Romano Prodi chega de rosto cerrado. Já esteve com os seus pares do Partido Socialista Europeu. Foi acarinhado, bajulado, incentivado. Manteve a teimosia: a Itália só sairá daqui com a garantia de que obterá no Parlamento Europeu mais um deputado. É uma questão de prestígio nacional e estas são sempre as questões mais difíceis de solucionar.

Cruza-se com o seu homólogo espanhol. Que, por sua vez, só sairá daqui com a garantia dos quatro deputados a mais que a Espanha obteve para compensá-la por ter aceitado um sistema de votos menos favorável que o de Nice. Prodi fala. Zapatero escuta.

Tudo se resume ao regresso a casa.

O Presidente do Governo de Madrid não pode revelar-se menos zeloso dos "interesses" espanhóis do que José Maria Aznar. E Aznar, em Nice, bateu-se furiosamente pela sobre-representação espanhola. Tem eleições dentro de seis meses. Difíceis.
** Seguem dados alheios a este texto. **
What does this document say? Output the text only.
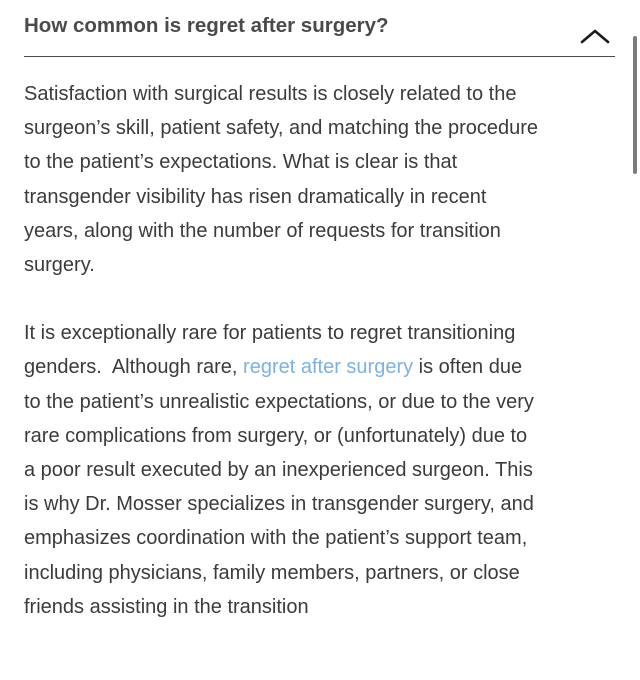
How common is regret after surgery?

Satisfaction with surgical results is closely related to the
surgeon’s skill, patient safety, and matching the procedure
to the patient’s expectations. What is clear is that
transgender visibility has risen dramatically in recent
years, along with the number of requests for transition
surgery.

It is exceptionally rare for patients to regret transitioning
genders.  Although rare, regret after surgery is often due
to the patient’s unrealistic expectations, or due to the very
rare complications from surgery, or (unfortunately) due to
a poor result executed by an inexperienced surgeon. This
is why Dr. Mosser specializes in transgender surgery, and
emphasizes coordination with the patient’s support team,
including physicians, family members, partners, or close
friends assisting in the transition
Prodi tem uma maioria frágil e um governo frágil.

Os negociadores portugueses estão inquietos. "Não subestimem o problema italiano." Mas, no fundo, ninguém quer acreditar que o antigo presidente da Comissão Europeia e líder do país que se gaba de ser o mais europeísta da Europa impeça um acordo em Lisboa.

Os espanhóis põem a correr que já há uma solução. Há? Não há? Também ninguém parece querer acreditar que Zapatero estrague a festa ao seu amigo Sócrates. Solidariedade ibérica e socialista.

E o problema britânico?


Desta vez, caso raro, "não há nenhum problema com o Reino Unido".
Gordon Brown executa sem falhas e sem rasgo o guião que trouxe para Lisboa. Participa na reunião dos socialistas (onde raramente o seu antecessor comparecia). Exorta-os a olhar para aquilo que verdadeiramente interessa: "jobs and growth", ambiente, segurança. Para Brown, é quase sempre a economia. E o tratado, com as suas red lines, quando mais depressa for possível esquecê-lo, melhor para ele.

O Reino Unido não é um problema?

Na sala reservada às conferências de imprensa do seu país, à décima vez que o primeiro-ministro britânico repete a frase "o interesse nacional britânico está salvo", já toda a gente provavelmente desistiu de contar. Gordon Brown fala para a sua audiência interna. Não revela interesse nem paixão pela Europa. O único argumento que lhe ocorre, quando os jornalistas lhe perguntam para que é que serve este tratado, é que "50 por cento do comércio britânico é com... a Europa". Não há um problema britânico?

Uma questão de timing

O gémeo geralmente considerado o mais cooperativo, Lech, o Presidente, foi o segundo a chegar ao Pavilhão Atlântico. De manhã, em Varsóvia, o seu irmão, Jaroslaw, o mais radical, acicatou os ânimos para consumo interno. Mas também aqui as horas são cruciais. Contam a favor de Sócrates. Aos gémeos Kaczynski só interessa um acordo que tenha a aparência de uma vitória e que ainda possa ser utilizado como argumento eleitoral. A campanha para as eleições de domingo termina à meia-noite de hoje.
Progressivamente, o caso polaco vai perdendo o interesse. Pode estar resolvido durante o jantar.

Afinal, quem adivinharia há uma semana que a Itália seria o osso mais duro de roer?